Multiples of the Key Length#
It’s worth pointing out that multiples of the key length will also be likely to have index of coincidence values that are close to \(0.066\) as well. To see why that would be the case, take a key length guess of \(10\), even though the actual key is \(5\). The letters in groups 1 and 6 would have all been enciphered by the first letter in the keyword, since the keyword repeats after its first use. Groups 2 and 7 would have had their letters enciphered with the same second letter in the keyword, and so on. As long as there are a sufficient amount of letters in each group to accurately calculate the index of coincidence, every multiple of \(5\) will calculate an index of coincidence close to \(0.066\)
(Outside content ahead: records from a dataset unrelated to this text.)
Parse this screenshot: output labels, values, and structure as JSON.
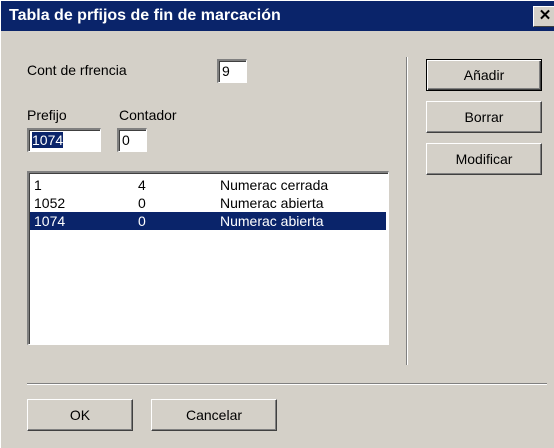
{
  "window": {
    "title": "Tabla de prfijos de fin de marcación",
    "close_glyph": "✕"
  },
  "ref_counter": {
    "label": "Cont de rfrencia",
    "value": "9"
  },
  "prefix": {
    "label": "Prefijo",
    "value": "1074"
  },
  "counter": {
    "label": "Contador",
    "value": "0"
  },
  "list": {
    "rows": [
      {
        "prefix": "1",
        "count": "4",
        "type": "Numerac cerrada",
        "selected": false
      },
      {
        "prefix": "1052",
        "count": "0",
        "type": "Numerac abierta",
        "selected": false
      },
      {
        "prefix": "1074",
        "count": "0",
        "type": "Numerac abierta",
        "selected": true
      }
    ]
  },
  "buttons": {
    "add": "Añadir",
    "delete": "Borrar",
    "modify": "Modificar",
    "ok": "OK",
    "cancel": "Cancelar"
  },
  "colors": {
    "title_bar": "#0a246a",
    "selection": "#0a246a",
    "face": "#d4d0c8"
  }
}
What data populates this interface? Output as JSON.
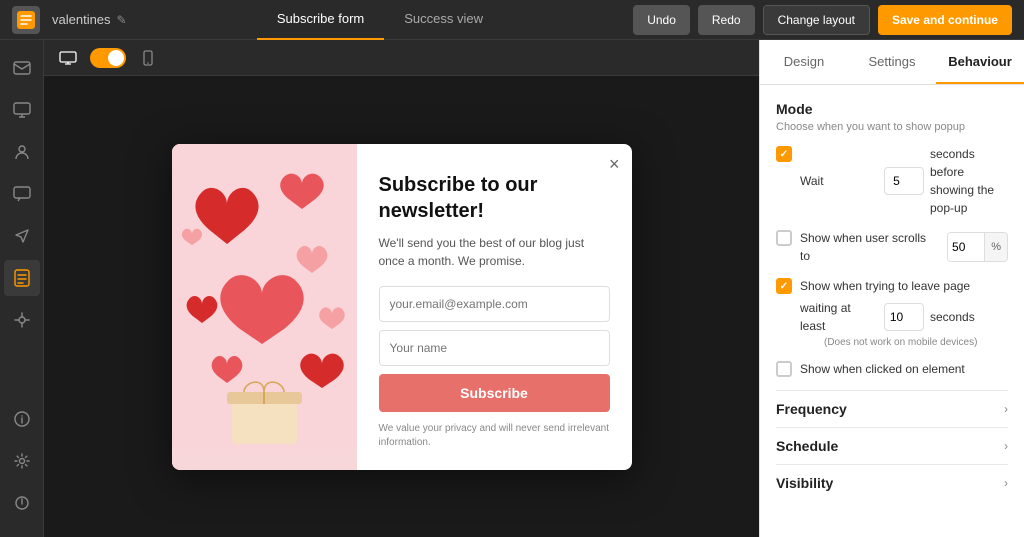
{
  "topbar": {
    "project_name": "valentines",
    "tab_subscribe": "Subscribe form",
    "tab_success": "Success view",
    "btn_undo": "Undo",
    "btn_redo": "Redo",
    "btn_change_layout": "Change layout",
    "btn_save": "Save and continue"
  },
  "sidebar": {
    "icons": [
      {
        "name": "email-icon",
        "symbol": "✉",
        "active": false
      },
      {
        "name": "monitor-icon",
        "symbol": "🖥",
        "active": false
      },
      {
        "name": "contacts-icon",
        "symbol": "👥",
        "active": false
      },
      {
        "name": "chat-icon",
        "symbol": "💬",
        "active": false
      },
      {
        "name": "send-icon",
        "symbol": "➤",
        "active": false
      },
      {
        "name": "forms-icon",
        "symbol": "📋",
        "active": true
      },
      {
        "name": "plugin-icon",
        "symbol": "⚡",
        "active": false
      }
    ],
    "bottom_icons": [
      {
        "name": "info-icon",
        "symbol": "ⓘ"
      },
      {
        "name": "settings-icon",
        "symbol": "⚙"
      },
      {
        "name": "power-icon",
        "symbol": "⏻"
      }
    ]
  },
  "canvas": {
    "toggle_on": true,
    "device_desktop_active": true
  },
  "popup": {
    "title": "Subscribe to our newsletter!",
    "description": "We'll send you the best of our blog just once a month. We promise.",
    "email_placeholder": "your.email@example.com",
    "name_placeholder": "Your name",
    "btn_label": "Subscribe",
    "privacy_text": "We value your privacy and will never send irrelevant information.",
    "close_symbol": "×"
  },
  "right_panel": {
    "tab_design": "Design",
    "tab_settings": "Settings",
    "tab_behaviour": "Behaviour",
    "mode_title": "Mode",
    "mode_subtitle": "Choose when you want to show popup",
    "wait_label": "Wait",
    "wait_value": "5",
    "wait_suffix": "seconds before showing the pop-up",
    "scroll_label": "Show when user scrolls to",
    "scroll_value": "50",
    "scroll_pct": "%",
    "leave_label": "Show when trying to leave page",
    "waiting_least_label": "waiting at least",
    "waiting_least_value": "10",
    "seconds_label": "seconds",
    "no_mobile_note": "(Does not work on mobile devices)",
    "click_label": "Show when clicked on element",
    "frequency_title": "Frequency",
    "schedule_title": "Schedule",
    "visibility_title": "Visibility"
  }
}
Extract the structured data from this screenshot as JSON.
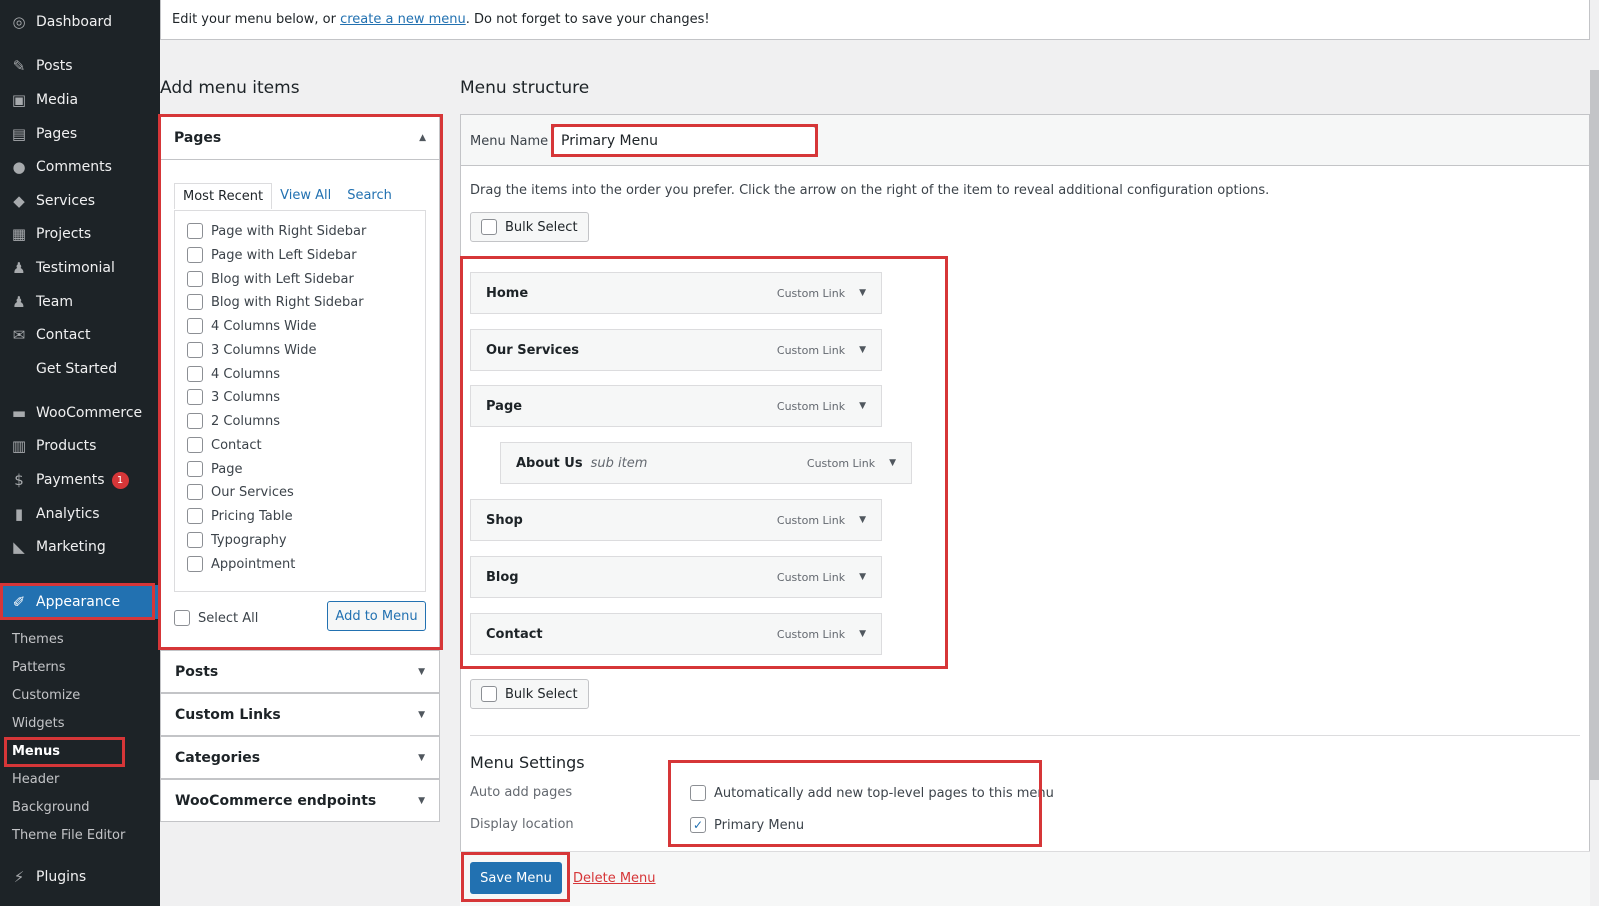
{
  "sidebar": {
    "items": [
      {
        "label": "Dashboard",
        "icon": "dashboard-icon",
        "glyph": "◎"
      },
      {
        "label": "Posts",
        "icon": "pin-icon",
        "glyph": "✎"
      },
      {
        "label": "Media",
        "icon": "media-icon",
        "glyph": "▣"
      },
      {
        "label": "Pages",
        "icon": "pages-icon",
        "glyph": "▤"
      },
      {
        "label": "Comments",
        "icon": "comment-icon",
        "glyph": "●"
      },
      {
        "label": "Services",
        "icon": "tag-icon",
        "glyph": "◆"
      },
      {
        "label": "Projects",
        "icon": "portfolio-icon",
        "glyph": "▦"
      },
      {
        "label": "Testimonial",
        "icon": "person-icon",
        "glyph": "♟"
      },
      {
        "label": "Team",
        "icon": "person-icon",
        "glyph": "♟"
      },
      {
        "label": "Contact",
        "icon": "mail-icon",
        "glyph": "✉"
      },
      {
        "label": "Get Started",
        "icon": "",
        "glyph": ""
      },
      {
        "label": "WooCommerce",
        "icon": "woo-icon",
        "glyph": "▬"
      },
      {
        "label": "Products",
        "icon": "archive-icon",
        "glyph": "▥"
      },
      {
        "label": "Payments",
        "icon": "payment-icon",
        "glyph": "$"
      },
      {
        "label": "Analytics",
        "icon": "chart-bar-icon",
        "glyph": "▮"
      },
      {
        "label": "Marketing",
        "icon": "megaphone-icon",
        "glyph": "◣"
      },
      {
        "label": "Appearance",
        "icon": "paintbrush-icon",
        "glyph": "✐"
      },
      {
        "label": "Plugins",
        "icon": "plugin-icon",
        "glyph": "⚡"
      }
    ],
    "payments_badge": "1",
    "appearance_sub": [
      "Themes",
      "Patterns",
      "Customize",
      "Widgets",
      "Menus",
      "Header",
      "Background",
      "Theme File Editor"
    ]
  },
  "notice": {
    "before": "Edit your menu below, or ",
    "link": "create a new menu",
    "after": ". Do not forget to save your changes!"
  },
  "add_items": {
    "title": "Add menu items",
    "pages_label": "Pages",
    "tabs": [
      "Most Recent",
      "View All",
      "Search"
    ],
    "pages": [
      "Page with Right Sidebar",
      "Page with Left Sidebar",
      "Blog with Left Sidebar",
      "Blog with Right Sidebar",
      "4 Columns Wide",
      "3 Columns Wide",
      "4 Columns",
      "3 Columns",
      "2 Columns",
      "Contact",
      "Page",
      "Our Services",
      "Pricing Table",
      "Typography",
      "Appointment"
    ],
    "select_all": "Select All",
    "add_button": "Add to Menu",
    "sections": [
      "Posts",
      "Custom Links",
      "Categories",
      "WooCommerce endpoints"
    ]
  },
  "structure": {
    "title": "Menu structure",
    "menu_name_label": "Menu Name",
    "menu_name_value": "Primary Menu",
    "instructions": "Drag the items into the order you prefer. Click the arrow on the right of the item to reveal additional configuration options.",
    "bulk_select": "Bulk Select",
    "items": [
      {
        "label": "Home",
        "type": "Custom Link",
        "sub": ""
      },
      {
        "label": "Our Services",
        "type": "Custom Link",
        "sub": ""
      },
      {
        "label": "Page",
        "type": "Custom Link",
        "sub": ""
      },
      {
        "label": "About Us",
        "type": "Custom Link",
        "sub": "sub item"
      },
      {
        "label": "Shop",
        "type": "Custom Link",
        "sub": ""
      },
      {
        "label": "Blog",
        "type": "Custom Link",
        "sub": ""
      },
      {
        "label": "Contact",
        "type": "Custom Link",
        "sub": ""
      }
    ]
  },
  "settings": {
    "title": "Menu Settings",
    "auto_add_label": "Auto add pages",
    "auto_add_option": "Automatically add new top-level pages to this menu",
    "display_label": "Display location",
    "display_option": "Primary Menu",
    "display_checked": "✓"
  },
  "actions": {
    "save": "Save Menu",
    "delete": "Delete Menu"
  }
}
Key Length Guess: 5 Average Index of Coincidence: 0.0658
Key Length Guess: 10 Average Index of Coincidence: 0.0648
Key Length Guess: 15 Average Index of Coincidence: 0.0647
Key Length Guess: 20 Average Index of Coincidence: 0.0647
Key Length Guess: 25 Average Index of Coincidence: 0.0652
Key Length Guess: 30 Average Index of Coincidence: 0.0639
Key Length Guess: 35 Average Index of Coincidence: 0.0674
Key Length Guess: 40 Average Index of Coincidence: 0.0645
Key Length Guess: 45 Average Index of Coincidence: 0.0643
Key Length Guess: 50 Average Index of Coincidence: 0.0632
Key Length Guess: 55 Average Index of Coincidence: 0.0647
Key Length Guess: 60 Average Index of Coincidence: 0.0645
Key Length Guess: 65 Average Index of Coincidence: 0.0685
Key Length Guess: 70 Average Index of Coincidence: 0.0681
Key Length Guess: 75 Average Index of Coincidence: 0.0645
Key Length Guess: 80 Average Index of Coincidence: 0.0634
Key Length Guess: 85 Average Index of Coincidence: 0.0667
Key Length Guess: 90 Average Index of Coincidence: 0.0649
Key Length Guess: 95 Average Index of Coincidence: 0.0675
Key Length Guess: 100 Average Index of Coincidence: 0.0621
This ciphertext has approximately \(2,000\) characters, and even splitting it into \(100\) groups of \(20\) characters is enough to see a monoalphabetic distribution of characters.
Exercises for the Reader#
Can you write Python functions to:
Split ciphertext into a larger and larger number groups until the average index of coincidence is greater than \(0.060\)?